Bite Mark CSI Found Faulty

The science of forensics and criminal psychology has advanced a lot in recent decades. Unfortunately courtrooms haven't kept up. Bad guys go free and innocent people get locked up.

As one example, people get convicted on questionable "repressed memories," which scientists generally discount is implausible but which courtrooms listen to with great interest. Both fingerprints and lie detectors frequently lead to false convictions or fail to produce arrests, studies show.

A recent report from the National Research Council said that with the exception of DNA evidence, "no forensic method has been rigorously shown able to consistently, and with a high degree of certainty, demonstrate a connection between evidence and a specific individual or source."

Add bite mark analysis to the list of questionable methods.

"Bite mark identification is not as reliable as DNA identification," says Raymond G. Miller of the University at Buffalo. That probably comes as no surprise to most readers. But unlike fingerprinting and lie detectors, which have been proven faulty, the validity of bite mark analysis hasn't even been adequately studied. Until now.

"With DNA, the probability of an individual not matching another can be calculated," Miller said. "In bite mark analysis, there have been few studies that looked at how many people's teeth could have made the bite."
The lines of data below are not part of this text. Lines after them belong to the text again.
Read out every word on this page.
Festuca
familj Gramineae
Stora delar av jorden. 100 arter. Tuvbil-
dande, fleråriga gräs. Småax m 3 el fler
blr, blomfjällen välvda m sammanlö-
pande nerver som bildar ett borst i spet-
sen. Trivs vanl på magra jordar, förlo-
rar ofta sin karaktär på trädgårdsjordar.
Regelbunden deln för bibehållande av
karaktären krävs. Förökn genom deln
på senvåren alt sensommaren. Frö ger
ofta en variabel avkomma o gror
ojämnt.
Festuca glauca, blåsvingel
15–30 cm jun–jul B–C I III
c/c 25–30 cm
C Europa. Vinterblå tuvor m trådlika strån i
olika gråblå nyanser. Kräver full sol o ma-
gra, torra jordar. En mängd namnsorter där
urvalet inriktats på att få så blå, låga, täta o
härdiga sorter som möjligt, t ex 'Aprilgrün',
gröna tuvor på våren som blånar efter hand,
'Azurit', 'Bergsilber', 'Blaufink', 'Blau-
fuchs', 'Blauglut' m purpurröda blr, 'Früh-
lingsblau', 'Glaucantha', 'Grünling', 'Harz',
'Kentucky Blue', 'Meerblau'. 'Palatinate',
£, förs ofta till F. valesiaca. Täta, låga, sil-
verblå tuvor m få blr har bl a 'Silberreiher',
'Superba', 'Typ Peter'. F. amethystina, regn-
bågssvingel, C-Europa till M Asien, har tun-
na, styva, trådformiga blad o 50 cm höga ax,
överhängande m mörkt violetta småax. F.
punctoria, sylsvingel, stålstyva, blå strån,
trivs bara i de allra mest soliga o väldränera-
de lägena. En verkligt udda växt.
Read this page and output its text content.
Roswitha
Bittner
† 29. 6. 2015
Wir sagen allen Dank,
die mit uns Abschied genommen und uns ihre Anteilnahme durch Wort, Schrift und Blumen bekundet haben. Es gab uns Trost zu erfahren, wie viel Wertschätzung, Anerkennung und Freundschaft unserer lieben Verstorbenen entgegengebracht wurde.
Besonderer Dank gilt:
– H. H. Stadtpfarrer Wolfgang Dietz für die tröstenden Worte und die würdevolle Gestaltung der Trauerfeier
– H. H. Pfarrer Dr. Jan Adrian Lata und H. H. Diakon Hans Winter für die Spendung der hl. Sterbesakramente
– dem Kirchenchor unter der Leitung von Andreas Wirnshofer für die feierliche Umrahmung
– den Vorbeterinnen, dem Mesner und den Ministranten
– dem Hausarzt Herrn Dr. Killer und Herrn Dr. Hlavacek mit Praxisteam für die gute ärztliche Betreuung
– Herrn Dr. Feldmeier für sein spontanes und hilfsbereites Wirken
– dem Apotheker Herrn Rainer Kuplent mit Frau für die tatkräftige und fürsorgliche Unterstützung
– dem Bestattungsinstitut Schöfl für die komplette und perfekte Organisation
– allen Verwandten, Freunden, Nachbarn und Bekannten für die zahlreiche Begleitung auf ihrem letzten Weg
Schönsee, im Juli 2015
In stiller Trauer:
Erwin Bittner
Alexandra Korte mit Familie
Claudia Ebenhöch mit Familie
Miller and colleagues recently used stone models of real teeth on real cadavers to look into the technique.

They impressed bite marks on cadaver skin, using a hundred different teeth patterns that had been divided into 10 groups, each with distinct patterns of misalignment. And then like CSI staff they photographed the results. Using real skin, albeit on dead bodies, was seen as superior to previous efforts with wax or Styrofoam.

"Living bitten tissue may bleed or bruise," Miller noted. "The initial bite mark indentations rebound shortly after infliction often leaving a diffuse bruising that may be difficult to measure accurately. The indentations produced in our study represented the best conditions for measurement."

When dental alignments were similar, it was difficult to distinguish which set of teeth made the bites, the researchers found. Distortion noted in the bite marks allowed matches even with stone teeth from the different alignment groups.

"Bite marks should be very carefully evaluated in criminal investigations where perpetrator identity is the focus of a case," the researchers conclude in Journal of Forensic Sciences.

"In the past 10 years, the number of court cases involving bite mark evidence that have been overturned led us to question the reasons for the erroneous bite mark identification," Miller said. "It's important to recognize the serious consequences of a misidentification for the accused, the victim, the families involved, the justice system and the possibility that the perpetrator is still at large."